Natural Language Processing:

1- SIMVECS: Similarity-based Vectors for Utterance Representation in Conversational AI Systems

Conversational AI systems are gaining a lot of attention recently in both industrial and scientific domains, providing a natural way of interaction between customers and adaptive intelligent systems. A key requirement in these systems is the ability to understand the user’s intent and provide adequate responses to them. One of the greatest challenges of language understanding (LU) services is efficient utterance (sentence) representation in vector space, which is an essential step for most ML tasks. In this paper, we propose a novel approach for generating vector space representations of utterances using pair-wise similarity metrics. The proposed approach uses only a few corpora to tune the weights of the similarity metric without relying on external general purpose ontologies. Our experiments confirm that the generated vectors can improve the performance of LU services in unsupervised, semi-supervised and supervised learning tasks.
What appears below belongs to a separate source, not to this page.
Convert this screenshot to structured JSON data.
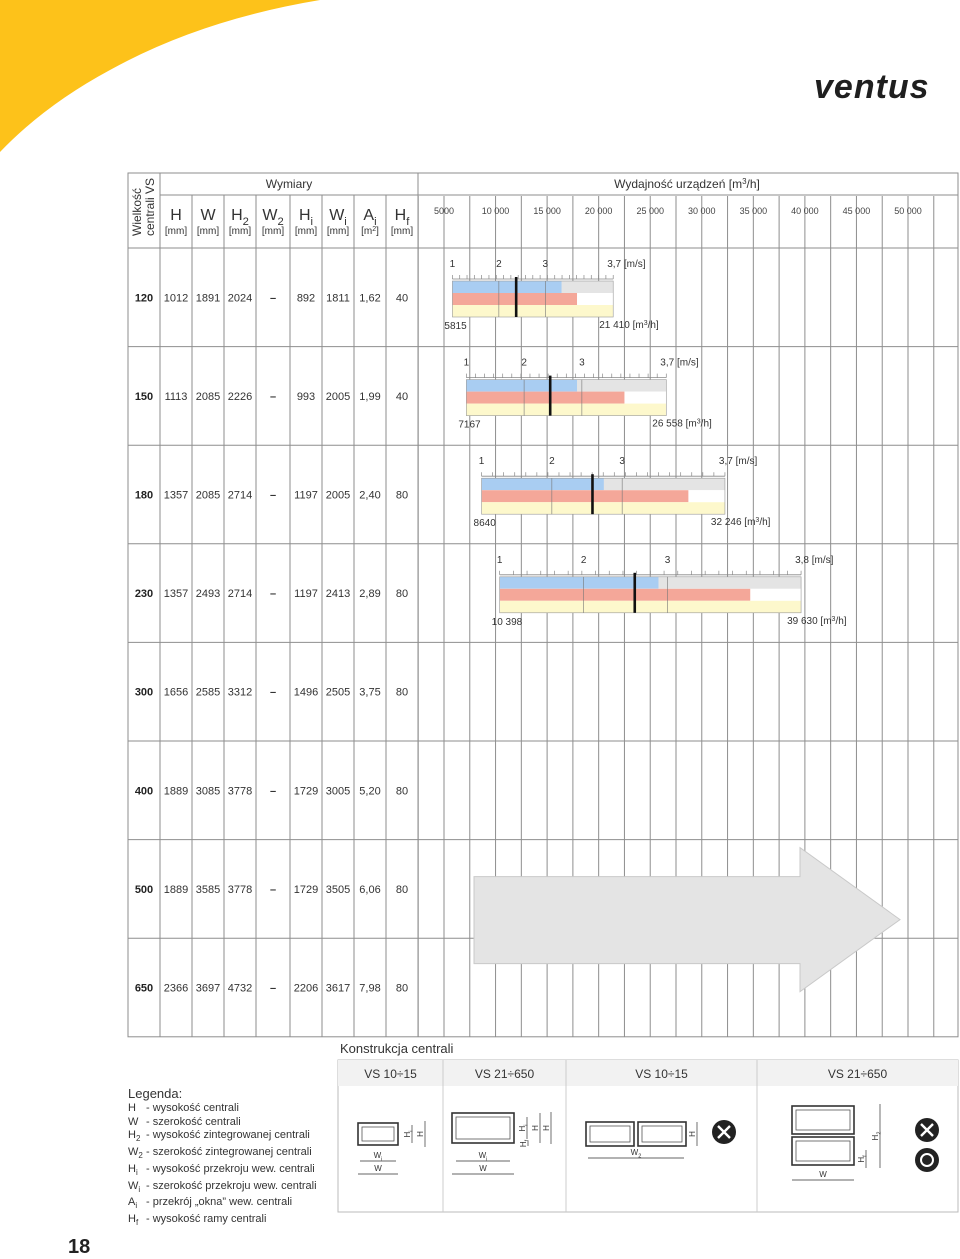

2- Word representations in vector space and their applications for Arabic

A lot of work has been done to give the individual words of a certain language adequate representations in vector space so that these representations capture semantic and syntactic properties of the language. In this paper, we compare different techniques to build vectorized space representations for Arabic, and test these models via intrinsic and extrinsic evaluations. Intrinsic evaluation assesses the quality of models using benchmark semantic and syntactic dataset, while extrinsic evaluation assesses the quality of models by their impact on two Natural Language Processing applications: Information retrieval and Short Answer Grading. Finally, we map the Arabic vector space to the English counterpart using Cosine error regression neural network and show that it outperforms standard mean square error regression neural networks in this task.
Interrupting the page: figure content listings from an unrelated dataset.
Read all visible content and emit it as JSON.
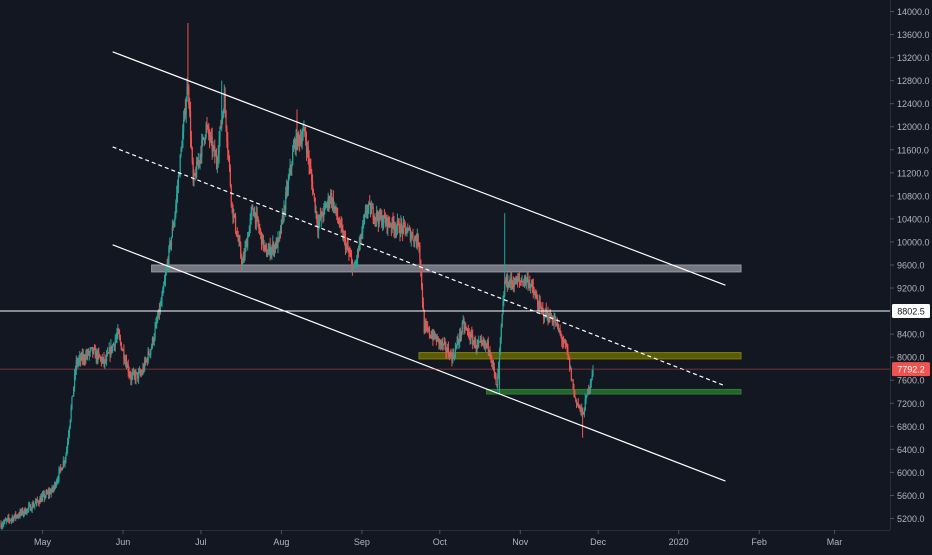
{
  "chart_data": {
    "type": "candlestick",
    "symbol_quote": "USD",
    "colors": {
      "background": "#131722",
      "up": "#26a69a",
      "down": "#ef5350",
      "axis_text": "#b2b5be",
      "trendline": "#ffffff",
      "resistance_zone": "#9598a1",
      "mid_zone": "#808000",
      "support_zone": "#2e7d32",
      "current_price": "#ef5350",
      "level_line": "#ffffff"
    },
    "x_axis": {
      "range": [
        "2019-04-15",
        "2020-03-22"
      ],
      "tick_labels": [
        {
          "date": "2019-05-01",
          "label": "May"
        },
        {
          "date": "2019-06-01",
          "label": "Jun"
        },
        {
          "date": "2019-07-01",
          "label": "Jul"
        },
        {
          "date": "2019-08-01",
          "label": "Aug"
        },
        {
          "date": "2019-09-01",
          "label": "Sep"
        },
        {
          "date": "2019-10-01",
          "label": "Oct"
        },
        {
          "date": "2019-11-01",
          "label": "Nov"
        },
        {
          "date": "2019-12-01",
          "label": "Dec"
        },
        {
          "date": "2020-01-01",
          "label": "2020"
        },
        {
          "date": "2020-02-01",
          "label": "Feb"
        },
        {
          "date": "2020-03-01",
          "label": "Mar"
        }
      ]
    },
    "y_axis": {
      "range": [
        5000,
        14200
      ],
      "tick_labels": [
        "5200.0",
        "5600.0",
        "6000.0",
        "6400.0",
        "6800.0",
        "7200.0",
        "7600.0",
        "8000.0",
        "8400.0",
        "9200.0",
        "9600.0",
        "10000.0",
        "10400.0",
        "10800.0",
        "11200.0",
        "11600.0",
        "12000.0",
        "12400.0",
        "12800.0",
        "13200.0",
        "13600.0",
        "14000.0"
      ]
    },
    "price_labels": [
      {
        "label": "8802.5",
        "value": 8802.5,
        "style": "white"
      },
      {
        "label": "7792.2",
        "value": 7792.2,
        "style": "red"
      }
    ],
    "close_anchors": [
      [
        "2019-04-15",
        5100
      ],
      [
        "2019-04-25",
        5350
      ],
      [
        "2019-05-05",
        5700
      ],
      [
        "2019-05-10",
        6300
      ],
      [
        "2019-05-14",
        7900
      ],
      [
        "2019-05-20",
        8100
      ],
      [
        "2019-05-25",
        7900
      ],
      [
        "2019-05-30",
        8400
      ],
      [
        "2019-06-04",
        7650
      ],
      [
        "2019-06-08",
        7700
      ],
      [
        "2019-06-12",
        8200
      ],
      [
        "2019-06-16",
        9000
      ],
      [
        "2019-06-21",
        10500
      ],
      [
        "2019-06-26",
        12800
      ],
      [
        "2019-06-28",
        11000
      ],
      [
        "2019-07-03",
        12000
      ],
      [
        "2019-07-07",
        11400
      ],
      [
        "2019-07-10",
        12500
      ],
      [
        "2019-07-13",
        10600
      ],
      [
        "2019-07-17",
        9600
      ],
      [
        "2019-07-21",
        10600
      ],
      [
        "2019-07-26",
        9800
      ],
      [
        "2019-07-31",
        10000
      ],
      [
        "2019-08-06",
        11700
      ],
      [
        "2019-08-10",
        11900
      ],
      [
        "2019-08-15",
        10300
      ],
      [
        "2019-08-20",
        10800
      ],
      [
        "2019-08-24",
        10200
      ],
      [
        "2019-08-29",
        9500
      ],
      [
        "2019-09-03",
        10600
      ],
      [
        "2019-09-08",
        10400
      ],
      [
        "2019-09-13",
        10300
      ],
      [
        "2019-09-18",
        10200
      ],
      [
        "2019-09-23",
        10000
      ],
      [
        "2019-09-25",
        8500
      ],
      [
        "2019-09-30",
        8300
      ],
      [
        "2019-10-06",
        8000
      ],
      [
        "2019-10-10",
        8550
      ],
      [
        "2019-10-15",
        8200
      ],
      [
        "2019-10-20",
        8200
      ],
      [
        "2019-10-23",
        7450
      ],
      [
        "2019-10-26",
        9300
      ],
      [
        "2019-10-30",
        9300
      ],
      [
        "2019-11-04",
        9350
      ],
      [
        "2019-11-09",
        8800
      ],
      [
        "2019-11-14",
        8650
      ],
      [
        "2019-11-19",
        8100
      ],
      [
        "2019-11-22",
        7300
      ],
      [
        "2019-11-25",
        7000
      ],
      [
        "2019-11-29",
        7792.2
      ]
    ],
    "trendlines": [
      {
        "name": "upper-channel",
        "from": [
          "2019-05-28",
          13300
        ],
        "to": [
          "2020-01-19",
          9250
        ],
        "style": "solid"
      },
      {
        "name": "mid-channel",
        "from": [
          "2019-05-28",
          11650
        ],
        "to": [
          "2020-01-19",
          7500
        ],
        "style": "dashed"
      },
      {
        "name": "lower-channel",
        "from": [
          "2019-05-28",
          9950
        ],
        "to": [
          "2020-01-19",
          5850
        ],
        "style": "solid"
      }
    ],
    "zones": [
      {
        "name": "resistance-zone",
        "from": "2019-06-12",
        "to": "2020-01-25",
        "low": 9480,
        "high": 9600
      },
      {
        "name": "mid-zone",
        "from": "2019-09-23",
        "to": "2020-01-25",
        "low": 7970,
        "high": 8080
      },
      {
        "name": "support-zone",
        "from": "2019-10-19",
        "to": "2020-01-25",
        "low": 7360,
        "high": 7440
      }
    ]
  }
}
3- Semantic query expansion for Arabic information retrieval

Traditional keyword based search is found to have some limitations. Such as word sense ambiguity, and the query intent ambiguity which can hurt the precision. Semantic search uses the contextual meaning of terms in addition to the semantic matching techniques in order to overcome these limitations. This paper introduces a query expansion approach using an ontology built from Wikipedia pages in addition to other thesaurus to improve search accuracy for Arabic language. Our approach outperformed the traditional keyword based approach in terms of both F-score and NDCG measures.
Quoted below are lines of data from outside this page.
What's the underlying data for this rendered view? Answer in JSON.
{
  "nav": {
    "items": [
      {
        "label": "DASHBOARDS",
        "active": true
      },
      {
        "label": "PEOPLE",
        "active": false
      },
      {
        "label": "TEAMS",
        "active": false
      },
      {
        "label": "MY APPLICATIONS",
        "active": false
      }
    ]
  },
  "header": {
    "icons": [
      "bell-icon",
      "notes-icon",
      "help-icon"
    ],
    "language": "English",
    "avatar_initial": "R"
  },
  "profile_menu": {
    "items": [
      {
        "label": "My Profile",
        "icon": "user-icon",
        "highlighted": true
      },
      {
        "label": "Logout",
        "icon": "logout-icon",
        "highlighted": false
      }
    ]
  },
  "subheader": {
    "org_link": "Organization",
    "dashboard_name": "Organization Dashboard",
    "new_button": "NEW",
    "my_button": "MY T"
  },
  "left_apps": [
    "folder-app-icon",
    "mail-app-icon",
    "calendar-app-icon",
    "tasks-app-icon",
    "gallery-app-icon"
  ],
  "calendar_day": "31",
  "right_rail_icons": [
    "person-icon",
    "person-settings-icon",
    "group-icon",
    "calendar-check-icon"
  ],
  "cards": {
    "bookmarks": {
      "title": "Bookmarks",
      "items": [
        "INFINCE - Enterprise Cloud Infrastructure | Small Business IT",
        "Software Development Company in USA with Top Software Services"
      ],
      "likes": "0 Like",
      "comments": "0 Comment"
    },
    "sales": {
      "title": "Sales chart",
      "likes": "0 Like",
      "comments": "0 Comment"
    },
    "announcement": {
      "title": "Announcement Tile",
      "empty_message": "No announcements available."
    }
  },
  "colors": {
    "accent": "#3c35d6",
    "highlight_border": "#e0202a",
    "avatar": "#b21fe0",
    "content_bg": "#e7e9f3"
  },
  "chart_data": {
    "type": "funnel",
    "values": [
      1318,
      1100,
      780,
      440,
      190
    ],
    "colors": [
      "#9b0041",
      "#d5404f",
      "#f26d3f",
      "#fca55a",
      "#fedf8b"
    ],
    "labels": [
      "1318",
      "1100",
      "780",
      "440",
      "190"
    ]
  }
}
Dependability of High Performance Computing Clusters

1- The mystery of the failing jobs: Insights from operational data from two university-wide computing systems

Node downtime and failed jobs in a computing cluster translate into wasted resources and user dissatisfaction. Therefore understanding why nodes and jobs fail in HPC clusters is essential. This paper provides analyses of node and job failures in two university-wide computing clusters at two Tier I US research universities. We analyzed approximately 3.0M job execution data of System A and 2.2M of System B with data sources coming from accounting logs, resource usage for all primary local and remote resources (memory, IO, network), and node failure data. We observe different kinds of correlations of failures with resource usages and propose a job failure prediction model to trigger event-driven checkpointing and avoid wasted work. Additionally, we present user history based resource usage and runtime prediction models. These models have the potential to avoid system related issues such as contention, and improve quality of service such as lower mean queue time, if their predictions are used to make a more informed scheduling decision. As a proof of concept, we simulate an easy backfill scheduler to use predictions of one of these models, i.e., runtime and show the improvements in terms of lower mean queue time. Arising out of these observations, we provide generalizable insights for cluster management to improve reliability, such as, for some execution environments local contention dominates, while for others system-wide contention dominates.